There has been a lot of fallout from the Chicago Tribune‘s report on problems with Chicago’s red light cameras. And the smoking gun was the improbable spikes in tickets handed out on single days or in short stretches:
From April 29 to June 19, 2011, one of the two cameras at Wague’s West Pullman intersection tagged drivers for 1,717 red light violations. That was more violations in 52 days than the camera captured in the previous year and a half…
On the Near West Side, the corner of North Ashland Avenue and West Madison Street generated 949 tickets in a 17-day period beginning June 23, 2013. That is a rate of about 56 tickets per day. In the previous two years, that camera on Ashland averaged 1.3 tickets per day…

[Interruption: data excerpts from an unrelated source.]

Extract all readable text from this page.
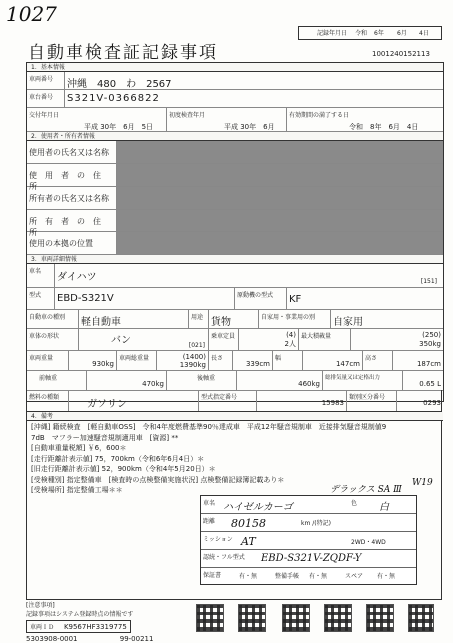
1027
記録年月日 令和 6年 6月 4日
自動車検査証記録事項	1001240152113
1．基本情報
車両番号	沖縄　480　わ　2567
車台番号	S321V-0366822
交付年月日
平成 30年　6月　5日
初度検査年月
平成 30年　6月
有効期間の満了する日
令和　8年　6月　4日
2．使用者・所有者情報
使用者の氏名又は名称
使　用　者　の　住　所
所有者の氏名又は名称
所　有　者　の　住　所
使用の本拠の位置
3．車両詳細情報
車名
ダイハツ	[151]
型式	EBD-S321V	原動機の型式	KF
自動車の種別	軽自動車	用途 貨物	自家用・事業用の別	自家用
車体の形状	バン	[021]
乗車定員	(4)
2人
最大積載量	(250)
350kg
車両重量
930kg
車両総重量	(1400)
1390kg
長さ
339cm
幅
147cm
高さ
187cm
前軸重
470kg
後軸重
460kg
総排気量又は定格出力
0.65 L
燃料の種類
ガソリン
型式指定番号
15983
類別区分番号
0293
4．備考
[沖縄] 籍続検査　[軽自動車OSS]　令和4年度燃費基準90％達成車　平成12年騒音規制車　近接排気騒音規制値9
7dB　マフラー加速騒音規制適用車　[資源] **
[自動車重量税額] ￥6，600＊
[走行距離計表示値] 75，700km（令和6年6月4日）＊
[旧走行距離計表示値] 52，900km（令和4年5月20日）＊
[受検種別] 指定整備車　[検査時の点検整備実施状況] 点検整備記録簿記載あり＊
[受検場所] 指定整備工場＊＊	デラックス SA Ⅲ
W19
車名 ハイゼルカーゴ	色 白
距離 80158	km /(特記)
ミッション AT	2WD・4WD
認続・フル型式 EBD-S321V-ZQDF-Y
保証書	有・無	整備手帳 有・無	スペア 有・無
[注意事項]
記録事項はシステム登録時点の情報です
車両ＩＤ K9567HF3319775
5303908-0001	99-00211
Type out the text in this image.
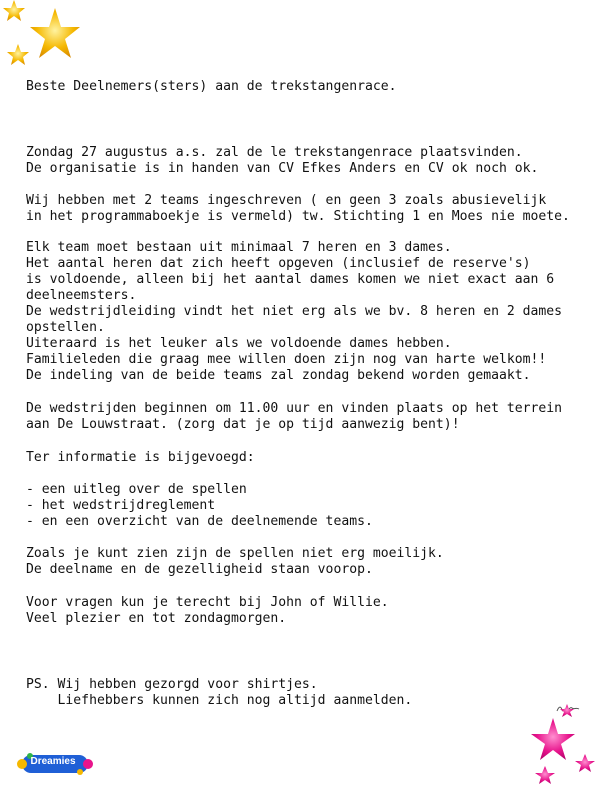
Beste Deelnemers(sters) aan de trekstangenrace.

Zondag 27 augustus a.s. zal de le trekstangenrace plaatsvinden.

De organisatie is in handen van CV Efkes Anders en CV ok noch ok.

Wij hebben met 2 teams ingeschreven ( en geen 3 zoals abusievelijk

in het programmaboekje is vermeld) tw. Stichting 1 en Moes nie moete.

Elk team moet bestaan uit minimaal 7 heren en 3 dames.

Het aantal heren dat zich heeft opgeven (inclusief de reserve's)

is voldoende, alleen bij het aantal dames komen we niet exact aan 6

deelneemsters.

De wedstrijdleiding vindt het niet erg als we bv. 8 heren en 2 dames

opstellen.

Uiteraard is het leuker als we voldoende dames hebben.

Familieleden die graag mee willen doen zijn nog van harte welkom!!

De indeling van de beide teams zal zondag bekend worden gemaakt.

De wedstrijden beginnen om 11.00 uur en vinden plaats op het terrein

aan De Louwstraat. (zorg dat je op tijd aanwezig bent)!

Ter informatie is bijgevoegd:

- een uitleg over de spellen

- het wedstrijdreglement

- en een overzicht van de deelnemende teams.

Zoals je kunt zien zijn de spellen niet erg moeilijk.

De deelname en de gezelligheid staan voorop.

Voor vragen kun je terecht bij John of Willie.

Veel plezier en tot zondagmorgen.

PS. Wij hebben gezorgd voor shirtjes.

Liefhebbers kunnen zich nog altijd aanmelden.

Dreamies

City officials insisted the city has not changed its enforcement practices. They also said they have no records indicating camera malfunctions or adjustments that would have affected the volume of tickets.
The lack of records is significant, because Redflex was required to document any time the operation of a camera was disrupted for more than a day, as well as work “that will affect incident volume” — in other words, adjustments or repairs that could increase or decrease the number of violations.
In other words, graphs showing the number of tickets over time show big spikes. Here is one such graph from the intersection of Halsted and 119th Street:
As the article notes, there are a number of these big outliers in the data, outliers that would be difficult to miss if anyone was examining the data like they were supposed to. Given the regularities in traffic, you would expect fairly similar patterns over time but graphs like this suggest something else at work. Outside of someone directly testifying to underhanded activities, it is difficult to imagine more damaging evidence than graphs like these.